Comme je n'en attendais plus rien, ce quatorzième épisode de Thor par Donny Cates ne m'a pas déçu : il n'a fait que confirmer qu'il était aussi médiocre que les précédents et que ce que fait ce scénariste avec ce personnage n'est pas pour moi. Nic Klein est en roue libre. Rideau.
Son esprit transféré dans l'armure du Destructeur, Thor fait enfin face à Donald Blake. Refusant de se rendre aux injonctions de Loki et Odin, l'alter ego du dieu du tonnerre reçoit une raclée par l'arme la plus puissante d'Asgard.
Mal en point mais pas vaincu, Blake invoque le marteau Mjolnir mais Odin rappelle ce dernier à lui. Pourtant c'est Beta Ray Bill qui s'en saisit le premier et reprend ainsi sa place de maître de guerre à laquelle l'avait promu Thor.
Ramassant la canne brisée de Blake, Loki la reconstitue et la jette au Destructeur, libérant ainsi Thor. Le Dr. Strange contient Blake avec sa magie et Odin pense alors en finir avec celui qu'il avait jadis créé. Mais Thor s'interspose et congédie son père, avec lequel il aura une explication plus tard.

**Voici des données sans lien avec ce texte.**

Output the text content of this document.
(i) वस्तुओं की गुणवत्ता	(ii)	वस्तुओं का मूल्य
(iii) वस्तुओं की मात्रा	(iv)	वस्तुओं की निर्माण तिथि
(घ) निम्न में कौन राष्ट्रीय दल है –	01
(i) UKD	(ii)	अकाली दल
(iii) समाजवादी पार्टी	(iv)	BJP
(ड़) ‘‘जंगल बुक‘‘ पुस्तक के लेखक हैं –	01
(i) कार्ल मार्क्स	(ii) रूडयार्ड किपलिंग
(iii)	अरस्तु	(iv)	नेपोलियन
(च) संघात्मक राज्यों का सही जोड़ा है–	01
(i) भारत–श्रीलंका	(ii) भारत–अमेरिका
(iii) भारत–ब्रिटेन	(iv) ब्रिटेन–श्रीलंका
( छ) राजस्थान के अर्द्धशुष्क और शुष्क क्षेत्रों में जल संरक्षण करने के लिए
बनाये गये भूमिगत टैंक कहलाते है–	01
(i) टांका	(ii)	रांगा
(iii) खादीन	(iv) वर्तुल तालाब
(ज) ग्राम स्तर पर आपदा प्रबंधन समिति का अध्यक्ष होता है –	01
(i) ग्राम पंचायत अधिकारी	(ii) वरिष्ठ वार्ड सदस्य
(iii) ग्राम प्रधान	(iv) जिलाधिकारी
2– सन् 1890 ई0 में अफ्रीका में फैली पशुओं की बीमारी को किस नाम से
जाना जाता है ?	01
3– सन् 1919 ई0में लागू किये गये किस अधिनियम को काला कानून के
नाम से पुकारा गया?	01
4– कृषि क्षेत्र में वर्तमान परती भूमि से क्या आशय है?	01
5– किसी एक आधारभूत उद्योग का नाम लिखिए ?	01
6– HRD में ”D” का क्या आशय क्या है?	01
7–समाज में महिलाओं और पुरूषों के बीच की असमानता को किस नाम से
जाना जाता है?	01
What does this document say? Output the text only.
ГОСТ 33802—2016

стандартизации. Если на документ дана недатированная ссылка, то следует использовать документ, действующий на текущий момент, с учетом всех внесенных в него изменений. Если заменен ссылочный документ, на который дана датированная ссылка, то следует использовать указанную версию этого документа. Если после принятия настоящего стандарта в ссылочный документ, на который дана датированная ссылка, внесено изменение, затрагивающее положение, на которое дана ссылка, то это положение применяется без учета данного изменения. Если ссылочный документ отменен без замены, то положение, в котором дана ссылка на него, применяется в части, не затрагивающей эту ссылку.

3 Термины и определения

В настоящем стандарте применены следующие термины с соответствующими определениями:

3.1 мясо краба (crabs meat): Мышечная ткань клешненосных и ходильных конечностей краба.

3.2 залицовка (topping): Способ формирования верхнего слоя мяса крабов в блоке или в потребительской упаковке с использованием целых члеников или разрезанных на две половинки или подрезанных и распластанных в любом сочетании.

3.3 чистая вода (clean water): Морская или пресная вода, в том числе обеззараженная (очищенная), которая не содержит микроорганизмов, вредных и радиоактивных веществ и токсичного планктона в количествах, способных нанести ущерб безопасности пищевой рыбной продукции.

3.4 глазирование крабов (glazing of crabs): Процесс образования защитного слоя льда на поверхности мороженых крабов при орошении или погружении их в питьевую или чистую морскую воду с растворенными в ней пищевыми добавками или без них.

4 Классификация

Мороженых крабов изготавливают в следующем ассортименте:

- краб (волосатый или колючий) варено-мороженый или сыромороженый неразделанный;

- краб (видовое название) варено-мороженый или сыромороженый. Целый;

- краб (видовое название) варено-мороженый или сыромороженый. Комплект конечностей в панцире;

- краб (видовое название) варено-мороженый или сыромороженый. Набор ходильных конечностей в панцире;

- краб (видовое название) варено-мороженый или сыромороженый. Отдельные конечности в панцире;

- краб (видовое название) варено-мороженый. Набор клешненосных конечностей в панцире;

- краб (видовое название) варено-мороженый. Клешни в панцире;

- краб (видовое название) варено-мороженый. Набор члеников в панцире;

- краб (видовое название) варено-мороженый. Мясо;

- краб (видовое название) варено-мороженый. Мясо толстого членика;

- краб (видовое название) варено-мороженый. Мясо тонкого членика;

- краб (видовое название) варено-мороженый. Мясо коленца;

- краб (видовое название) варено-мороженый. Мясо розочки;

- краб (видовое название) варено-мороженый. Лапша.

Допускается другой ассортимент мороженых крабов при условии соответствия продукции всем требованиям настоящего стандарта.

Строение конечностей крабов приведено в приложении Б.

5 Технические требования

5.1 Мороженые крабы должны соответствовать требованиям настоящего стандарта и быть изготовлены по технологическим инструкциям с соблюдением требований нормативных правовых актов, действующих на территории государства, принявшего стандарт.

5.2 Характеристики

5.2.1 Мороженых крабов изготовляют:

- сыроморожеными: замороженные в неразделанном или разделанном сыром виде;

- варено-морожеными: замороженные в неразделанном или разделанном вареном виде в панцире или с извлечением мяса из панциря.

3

On ne pourra pas me reprocher de ne pas avoir insisté mais ça n'aura pas pris : j'attendais beaucoup de la reprise de Thor par Donny Cates après le run interminable de Jason Aaron (dont la seule bonne idée aura été de donner le rôle, pendant un temps, à Jane Foster - idée finalement briévement tenue, hélas !). Mais passé un premier arc mi-figue, mi-raisin, et un intermède de deux épisodes inutile et affligeant, ce deuxième arc, Prey, aura eu raison de ma patience et de mon indulgence.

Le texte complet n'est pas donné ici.